Entering edit mode
4.3 years ago
arvmanya
•
0
We setup Pindel on our server and after then tried to test it out with BAM files, Cystic fibrosis transmembrane conductance regulator (CFTR) gene. But the output files generated are of size ZERO KB, both for CFTR-1_S2 and CFTR-4_S5 files, (did not use manifest file as that is optional).

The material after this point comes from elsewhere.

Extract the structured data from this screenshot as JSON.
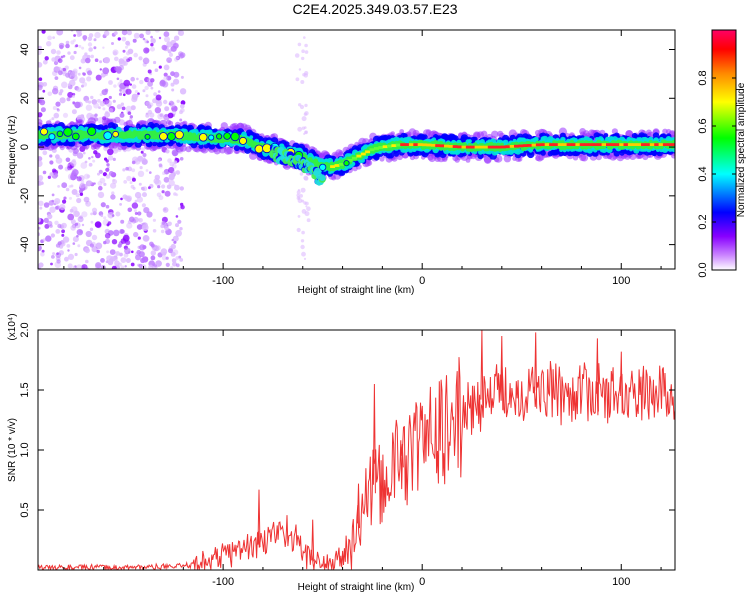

Not sure if this is as expected or are we missing something, to get the desired output. Also, we were trying to use manifest file along with Pindel command but did not see any option to use.
CFTR-S1
../pindel -f CFTR_sequence.fasta -i CFTR1config.txt -c ALL -o CFTR_1S2
Initializing parameters...
Pindel version 0.2.5b9, 20160729.
Loading reference genome ...
Loading reference genome done.
Initializing parameters done.
Please use samtools to index your reference file.
.fai is missing.
../pindel -f CFTR_sequence.fasta -i CFTR1config.txt -c ALL -o CFTR_1S2
Initializing parameters...
Pindel version 0.2.5b9, 20160729.
Loading reference genome ...
Loading reference genome done.
Initializing parameters done.
SearchRegion::SearchRegion
Processing region: NG_016465.4:19180-207882 1 188703
Chromosome Size: 188704
NumBoxes: 64785 BoxSize: 12
Looking at chromosome NG_016465.4:19180-207882 bases 1 to 188703 of the bed region: chromosome NG_016465.4:19180-207882:1-188703
[W::hts_idx_load3] The index file is older than the data file: CFTR-1_S2.bam.bai
[E::sam_itr_next] Null iterator
No discordant RP reads in Bamfile CFTR-1_S2.bam
Discovery RP: 0
sorting RP complete.
Reads_RP.size(): 0
Modify RP complete.
adding BD from RP.
modify and summarize interchr RP.
adding BD from interChr RP.
summarize BP as BD complete. Now start sorting BD...
sorting BD... done.
external BD events: 0 Added BreakDancer-like events: 0
Insertsize in config: 250
[W::hts_idx_load3] The index file is older than the data file: CFTR-1_S2.bam.bai
[E::sam_itr_next] Null iterator
The number of one end mapped read: 0
Number of problematic reads in current window: 0, + 0 - 0
Number of split-reads where the close end could be mapped: 0, + 0 - 0
Percentage of problematic reads with close end mapped: + 0.00% - 0.00%
No currentState.Reads for NG_016465.4:19180-207882 found in CFTR-1_S2.bam
BAM file index 0
Bam file name CFTR-1_S2.bam
Number of split-reads so far 0
The number of one end mapped read: 0
There are 0 reads supporting the reference allele.
There are 1 samples.
SampleName2Index done
declaring g_RefCoverageRegion for 1 samples and 188705 positions.
no reads
InterChromosome_SR.size(): 0
PreviousChrName:
Initializing pindel 0 seconds.
Loading chromosomes 0 seconds.
Reading in reads + matching close ends 0 seconds.
Could someone please let me know if I am missing something.
I would start by working on this error message => delete old index, make a new one.
Thanks for the response ATpoint I did try that but still same response, that warning is not there now.